Bir ithalat akreditifinin bir ihracat akreditifi ile karşılanmasına imkan veren akreditiflerdir. Bu akreditifler, transit ticarette, aracı vasıtasıyla yapılan satışlarda kullanılır. Transit ticarette aracı firma hem ithalatçı hem de ihracatçı durumundadır. Aracı firma, satış yapacağı firmaca lehine açılmış bulunan akreditifi teminat göstererek kendisinin ithalat yapacağı lehine bir akreditif açabilir. Bu ikinci akreditifte karşılık gösterilerek açıldığı için karşılıklı akreditif adı verilir.
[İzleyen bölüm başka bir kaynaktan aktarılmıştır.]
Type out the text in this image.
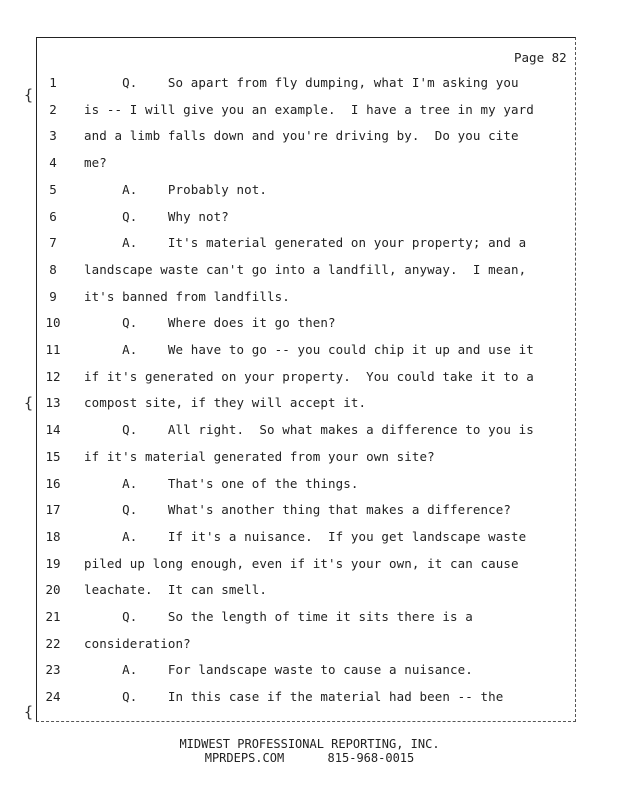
Page 82
1	Q.    So apart from fly dumping, what I'm asking you
2	is -- I will give you an example.  I have a tree in my yard
3	and a limb falls down and you're driving by.  Do you cite
4	me?
5	A.    Probably not.
6	Q.    Why not?
7	A.    It's material generated on your property; and a
8	landscape waste can't go into a landfill, anyway.  I mean,
9	it's banned from landfills.
10	Q.    Where does it go then?
11	A.    We have to go -- you could chip it up and use it
12	if it's generated on your property.  You could take it to a
13	compost site, if they will accept it.
14	Q.    All right.  So what makes a difference to you is
15	if it's material generated from your own site?
16	A.    That's one of the things.
17	Q.    What's another thing that makes a difference?
18	A.    If it's a nuisance.  If you get landscape waste
19	piled up long enough, even if it's your own, it can cause
20	leachate.  It can smell.
21	Q.    So the length of time it sits there is a
22	consideration?
23	A.    For landscape waste to cause a nuisance.
24	Q.    In this case if the material had been -- the
{
{
{
MIDWEST PROFESSIONAL REPORTING, INC.
MPRDEPS.COM      815-968-0015
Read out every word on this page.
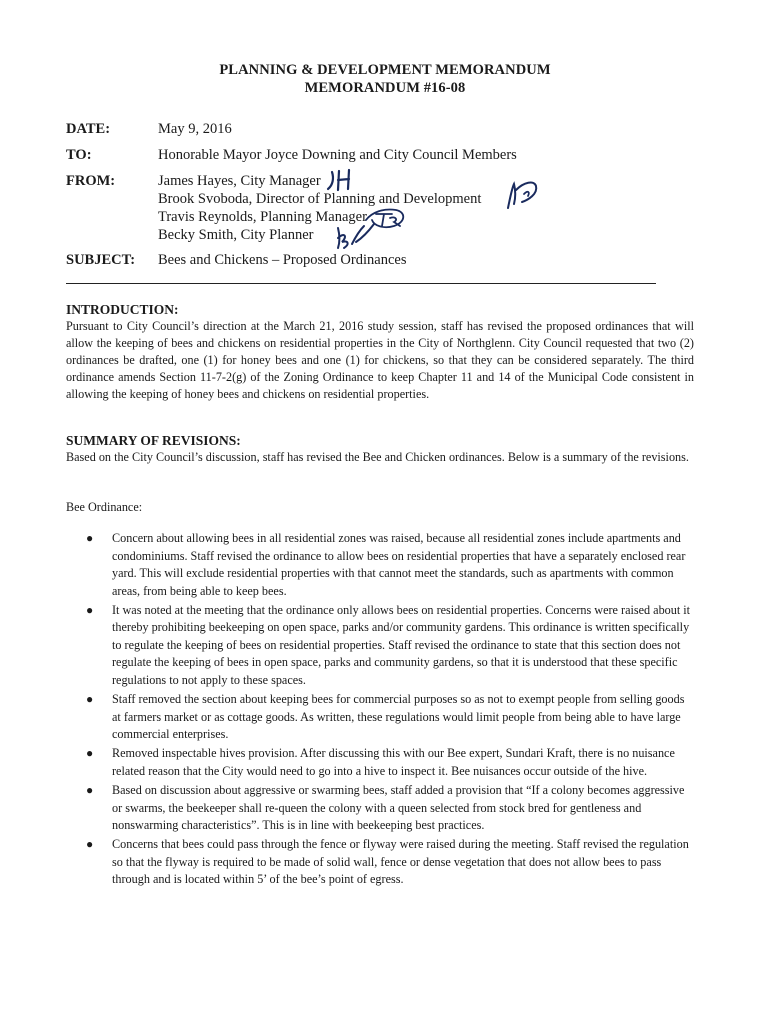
PLANNING & DEVELOPMENT MEMORANDUM
MEMORANDUM #16-08
DATE:	May 9, 2016
TO:	Honorable Mayor Joyce Downing and City Council Members
FROM:	James Hayes, City Manager
Brook Svoboda, Director of Planning and Development
Travis Reynolds, Planning Manager
Becky Smith, City Planner
SUBJECT: Bees and Chickens – Proposed Ordinances
INTRODUCTION:
Pursuant to City Council’s direction at the March 21, 2016 study session, staff has revised the proposed ordinances that will allow the keeping of bees and chickens on residential properties in the City of Northglenn. City Council requested that two (2) ordinances be drafted, one (1) for honey bees and one (1) for chickens, so that they can be considered separately. The third ordinance amends Section 11-7-2(g) of the Zoning Ordinance to keep Chapter 11 and 14 of the Municipal Code consistent in allowing the keeping of honey bees and chickens on residential properties.
SUMMARY OF REVISIONS:
Based on the City Council’s discussion, staff has revised the Bee and Chicken ordinances. Below is a summary of the revisions.
Bee Ordinance:
● Concern about allowing bees in all residential zones was raised, because all residential zones include apartments and condominiums. Staff revised the ordinance to allow bees on residential properties that have a separately enclosed rear yard. This will exclude residential properties with that cannot meet the standards, such as apartments with common areas, from being able to keep bees.
● It was noted at the meeting that the ordinance only allows bees on residential properties. Concerns were raised about it thereby prohibiting beekeeping on open space, parks and/or community gardens. This ordinance is written specifically to regulate the keeping of bees on residential properties. Staff revised the ordinance to state that this section does not regulate the keeping of bees in open space, parks and community gardens, so that it is understood that these specific regulations to not apply to these spaces.
● Staff removed the section about keeping bees for commercial purposes so as not to exempt people from selling goods at farmers market or as cottage goods. As written, these regulations would limit people from being able to have large commercial enterprises.
● Removed inspectable hives provision. After discussing this with our Bee expert, Sundari Kraft, there is no nuisance related reason that the City would need to go into a hive to inspect it. Bee nuisances occur outside of the hive.
● Based on discussion about aggressive or swarming bees, staff added a provision that “If a colony becomes aggressive or swarms, the beekeeper shall re-queen the colony with a queen selected from stock bred for gentleness and nonswarming characteristics”. This is in line with beekeeping best practices.
● Concerns that bees could pass through the fence or flyway were raised during the meeting. Staff revised the regulation so that the flyway is required to be made of solid wall, fence or dense vegetation that does not allow bees to pass through and is located within 5’ of the bee’s point of egress.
Karşılıklı akreditif işlem akışı;
- İthalatçı, akreditif talimatı verir.
- Amir banka akreditifi açar.
- Muhabir banka transit tüccara (ilk lehdar) akreditifi ihbar eder.
- Transit tüccar kendisine gelen bu akreditifi bir teminat şeklinde gösterip, ihracatçıya bir akreditif açılması için kendi bankasına akreditif talimatı verir.
- Söz konusu akreditif ihracatçıya (ikinci lehdar) ihbar edilmek üzere açılır.
- Akreditif, ihracatçıya ihbar edilir.
- İhracatçı malın sevkıyatını yapar.
- Sevk vesaikini kendi bankasına ibraz eder.
- Vesaik transit tüccarın bankasına ulaşır.
- Banka, vesaiki transit tüccara teslim eder.
- Transit tüccar, vesaik içersinden en az ihracatçının faturasını çıkarıp düzenlediği kendi faturasını vesaik üzerine ekleyerek bankasına ibraz eder.
- Vesaiki alan banka amir bankaya gönderir.
- Amir banka vesaiki ithalatçıya teslim eder.
- İthalatçı gümrük işlemlerini yapar.

5.1.4.4. Kırmızı Şartlı Akreditif (Red Clause L/C)

Red Clause, bir akreditif mektubuna kırmızı harflerle yazılmış ve ihraç olunacak malın satın alınması ile yükleme masraflarını karşılaması amacıyla akreditif lehtarına (ihracatçıya), aracı bankanın avans mahiyetinde peşin ödeme yapmasını sağlayan bir şarttır. Bu sistemde, akreditifte belirtilen miktarda dövizin Türk Lirası karşılığını ihracatçı teminat göstererek veya göstermeden yetkili bankadan alabilmektedir.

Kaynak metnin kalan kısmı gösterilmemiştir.